Only Three Percent of Young Russians Want to Work in Private Sector, Study Finds

Paul Goble

            Staunton, December 30 – Only three percent of young Russians want to work in the private sector with more than 60 percent saying they would prefer the stability offered by employment in major companies linked to the government or even the government itself, according to a new sociological study of young people in Tyumen.

            Elena Andrianova, Anna Tarasova and Irina Pecherkina surveyed Russians aged 18 to 30 in 2006 and 2016 to reach that conclusion (“Motives and Labor Values of the Young: Paradoxes of Development” (in Russian), Monitoring obshchestvennogo mneniya 3(2018) at

            Young people in both the pre-crisis year of 2006 and the crisis one of 2016 preferred the stability that government employment offers compared to the economic possibilities of the private sector even in Tyumen, one of the most economically prosperous regions of the Russian Federation, the three sociologists say.

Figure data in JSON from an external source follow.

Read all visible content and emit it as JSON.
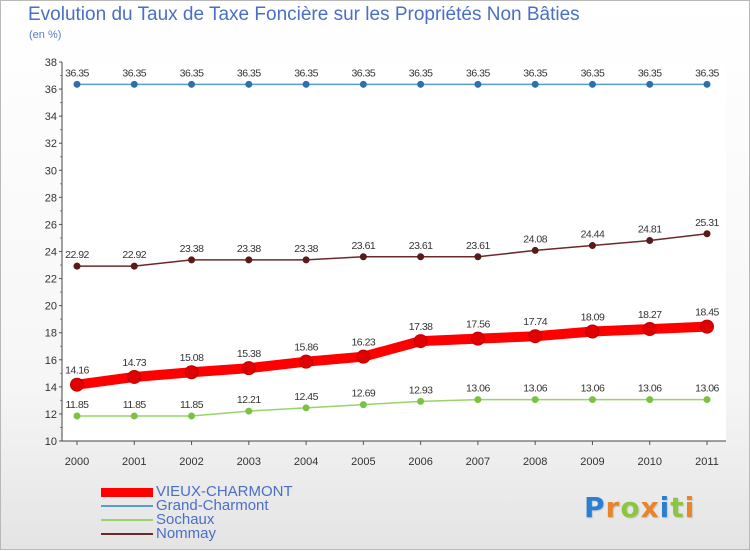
{
  "title": "Evolution du Taux de Taxe Foncière sur les Propriétés Non Bâties",
  "unit_label": "(en %)",
  "logo": {
    "letters": [
      "P",
      "r",
      "o",
      "x",
      "i",
      "t",
      "i"
    ],
    "colors": [
      "#2a7fd0",
      "#e8842a",
      "#8cc63f",
      "#e8842a",
      "#2a7fd0",
      "#8cc63f",
      "#e8842a"
    ]
  },
  "chart_data": {
    "type": "line",
    "title": "Evolution du Taux de Taxe Foncière sur les Propriétés Non Bâties",
    "ylabel": "(en %)",
    "xlabel": "",
    "ylim": [
      10,
      38
    ],
    "yticks": [
      "10",
      "12",
      "14",
      "16",
      "18",
      "20",
      "22",
      "24",
      "26",
      "28",
      "30",
      "32",
      "34",
      "36",
      "38"
    ],
    "categories": [
      "2000",
      "2001",
      "2002",
      "2003",
      "2004",
      "2005",
      "2006",
      "2007",
      "2008",
      "2009",
      "2010",
      "2011"
    ],
    "series": [
      {
        "name": "Grand-Charmont",
        "color": "#5b9bd5",
        "dot": "#2f6fb0",
        "values": [
          36.35,
          36.35,
          36.35,
          36.35,
          36.35,
          36.35,
          36.35,
          36.35,
          36.35,
          36.35,
          36.35,
          36.35
        ],
        "labels": [
          "36.35",
          "36.35",
          "36.35",
          "36.35",
          "36.35",
          "36.35",
          "36.35",
          "36.35",
          "36.35",
          "36.35",
          "36.35",
          "36.35"
        ]
      },
      {
        "name": "Nommay",
        "color": "#6b2a2a",
        "dot": "#5a1a1a",
        "values": [
          22.92,
          22.92,
          23.38,
          23.38,
          23.38,
          23.61,
          23.61,
          23.61,
          24.08,
          24.44,
          24.81,
          25.31
        ],
        "labels": [
          "22.92",
          "22.92",
          "23.38",
          "23.38",
          "23.38",
          "23.61",
          "23.61",
          "23.61",
          "24.08",
          "24.44",
          "24.81",
          "25.31"
        ]
      },
      {
        "name": "Sochaux",
        "color": "#99d46a",
        "dot": "#7cc242",
        "values": [
          11.85,
          11.85,
          11.85,
          12.21,
          12.45,
          12.69,
          12.93,
          13.06,
          13.06,
          13.06,
          13.06,
          13.06
        ],
        "labels": [
          "11.85",
          "11.85",
          "11.85",
          "12.21",
          "12.45",
          "12.69",
          "12.93",
          "13.06",
          "13.06",
          "13.06",
          "13.06",
          "13.06"
        ]
      },
      {
        "name": "VIEUX-CHARMONT",
        "color": "#ff0000",
        "dot": "#e00000",
        "values": [
          14.16,
          14.73,
          15.08,
          15.38,
          15.86,
          16.23,
          17.38,
          17.56,
          17.74,
          18.09,
          18.27,
          18.45
        ],
        "labels": [
          "14.16",
          "14.73",
          "15.08",
          "15.38",
          "15.86",
          "16.23",
          "17.38",
          "17.56",
          "17.74",
          "18.09",
          "18.27",
          "18.45"
        ]
      }
    ],
    "legend": [
      {
        "name": "VIEUX-CHARMONT",
        "color": "#ff0000"
      },
      {
        "name": "Grand-Charmont",
        "color": "#5b9bd5"
      },
      {
        "name": "Sochaux",
        "color": "#99d46a"
      },
      {
        "name": "Nommay",
        "color": "#6b2a2a"
      }
    ]
  }
}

            And they stress that “despite the lengthy period during which market reforms have been carried out, paternalist attitudes among the young have not disappeared into the past.” Instead, “the motivation of ‘stability’ has only intensified,” with the young preferring smaller salaries they can count on to larger ones that may at some point be at risk.

            Moreover, they say, this preference for stability over opportunity now affects ever younger Russians.  In 2006, the former dominated the latter only in groups over the age of 38; in 2016, it dominates all groups over the ages of 27 to 29. That means that in Tyumen, the share of market-oriented Russians is falling.

Some, perhaps most of this shift reflects an entirely understandable reaction to the increasing difficulties Russians face as a result of the economic crisis and sanctions; but it also reflects the way in which the media talk about the various sectors, with government presented in a largely positive light and the private sector in a negative one.

In presenting this article to a larger audience, Pavel Pryannikov of the Tolkovatel portal says that the study shows that “even young people in Russia want stability, which they understand as providing social and labor guarantees” and are willing to accept lower pay to get it (

“This may be called paternalism (still of the Soviet type) or possibly social democratic since the young people do not cast doubt on the existence of a market economy” even though ever fewer of them want to work in it,” Pryannikov says.   But he argues that “the government cannot satisfy this demand” because it is cutting back government employment as well.

And that means, he continues, that “the gap between expectations and realities of Russian young people will only grow since private business is not interested in such ‘stability’” either.